Tag 15 – Von Peissener Pohl bis nach HAUSE

Aufbruch in den letzten Reisetag

Nach einer unruhigen Nacht wachte ich auf … wieder und wieder! Ich war schon um kurz nach 6 Uhr wach und zwang mich selbst dazu, nicht “die Zelte abzubrechen” und schon loszufahren. Es war noch zu nebelig und dunkel. So las ich noch etwas, machte mir Frühstück und packte meine Sachen zusammen. Die Schmerzen in meinem Knie waren immer noch da. Ich musste versuchen, schnell eine Apotheke zu finden.Dann sattelte ich Camilla und war auf dem Weg zu meiner letzten Etappe – ich war auf dem Weg nach Hause.

Ich fand eine Apotheke. Der Chefapotheker beriet mich. Als ich ihm erzählte, woher ich komme und was für eine Radreise ich mache, war er hellauf begeistert. Er war selber Radreisender und gab mir eine entzündungshemmende Schmerzsalbe, die er auch immer mit dabei hätte. Als seine Kollegin nicht hinguckte, gab er mir noch schnell 2 Stifte Hirschtalg mit. – damit ich beim Willkommens-Essen noch ruhig auf meinem Stuhl sitzen kann ;-)

Es beruhigte mich, dass ich nun hin und wieder einige Fahrradschilder sah, die die Richtung nach Hamburg anzeigten. Und mehr und mehr erkannte ich vertraute Regionen. Nach Itzehoe und Elmshorn erreichte ich Wedel. Es war unglaublich! Ich war fast wieder zuhause. Nachdem ich auf mir bekannten Straßen fuhr, waren das schmerzende Knie … und das schmerzende Achterdeck vergessen. Es war eine einzige Triumpfahrt.

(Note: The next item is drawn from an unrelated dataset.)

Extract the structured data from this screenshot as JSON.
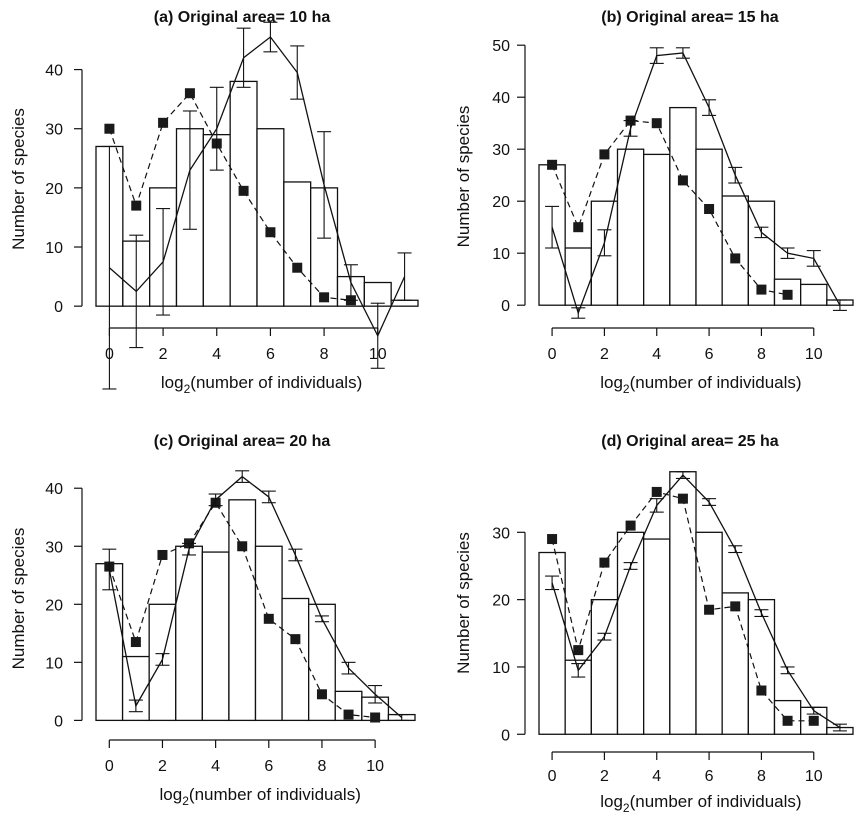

Schließlich stand ich nach der Fahrt durch Rissen, Othmarschen und Altona wieder aufm Kiez! Danach fuhr ich die Landungbrücken entlang. Es war ein komisches Gefühl: Irgendwie war alles so vertraut und irgendwie auch wieder ganz neu. Ab durch den alten Elbtunnel und dann zu meinen Eltern nach Wilhelmsburg. Dort angekommen wurde ich geherzt und machte gleich klar, was ich machen wollte: Groß Essen gehen!

Doch zuvor fuhr ich die letzten Kilometer dorthin, wo 15 Tage zuvor meine Reise begonnen hatte – vor meine eigene Haustür. Ich hatte es geschafft! Nach 15 Tagen, 1597,2 gefahrenen Kilometer, 5 verlorenen Kilo, jeder Menge Erfahrungen und tollen Menschen war ich wieder zurück in Harburg.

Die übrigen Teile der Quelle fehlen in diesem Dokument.